Cut above the rest: Dr Elmi Muller and her team of surgeons made history with their transplants.
UCT surgeon Dr Elmi Muller and her team have received world attention for their historic transplants of kidneys from HIV-positive donors to HIV-positive recipients.
Since carrying out the world's first such transplant in October 2008, the team has performed nine similar procedures. The surgery was recently featured in The New England Journal of Medicine.
Muller, based in UCT's Department of Surgery and a full-time surgeon at Groote Schuur Hospital, is the clinical researcher who initiated and drove the project. For the transplants, she worked with Professor Marc Mendelson of the Division of Infectious Diseases, Professor Del Kahn of the Department of Surgery and Dr Zunaid Barday of the Division of Nephrology to ensure that all clinical aspects of this complicated procedure are covered.

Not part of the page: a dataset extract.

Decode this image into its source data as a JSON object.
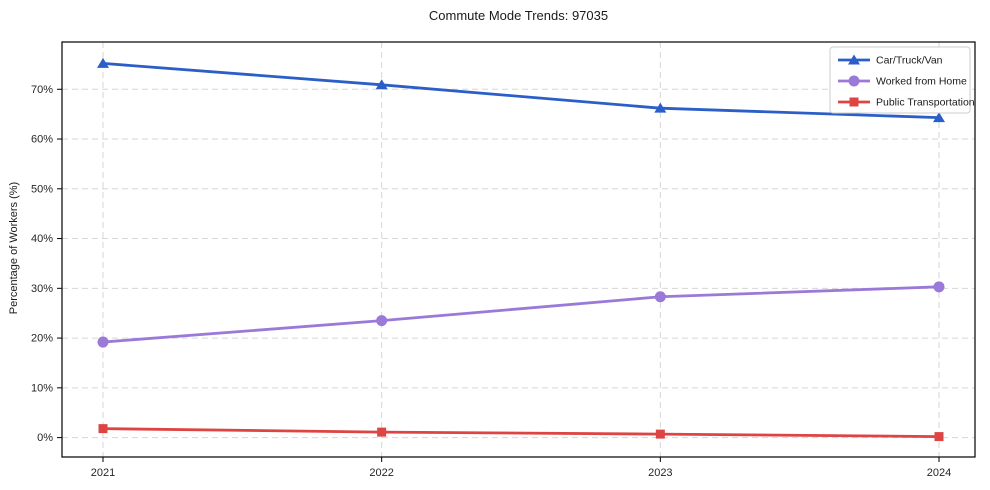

The chief concern in the transplantation of a kidney from an HIV-positive donor to an HIV-positive recipient, explains Muller, is the potential risk of 'superinfection'. This is when a strain or subtype of HIV triggers a more rapid progression of HIV in the transplant recipient.
Every care was taken, however, says Muller. All organs came from donors who had died of unspecified causes, and who had received no antiretroviral therapy. They also had no history of opportunistic infections or cancer, and had no evidence of kidney disease on biopsy.
In all cases the transplant recipients enjoyed good renal function after the transplant, without the need for dialysis.
"We have the biggest HIV population in the world, and therefore we have a lot of HIV positive donors," says Muller.
They are mostly ART-naïve, which means they have a low chance of carrying an ART-resistant strain of the virus.
The transplant was prompted partly by her own research interest, partly by the need, says Muller.
"We have a lot of HIV positive patients with end-stage renal failure in South Africa."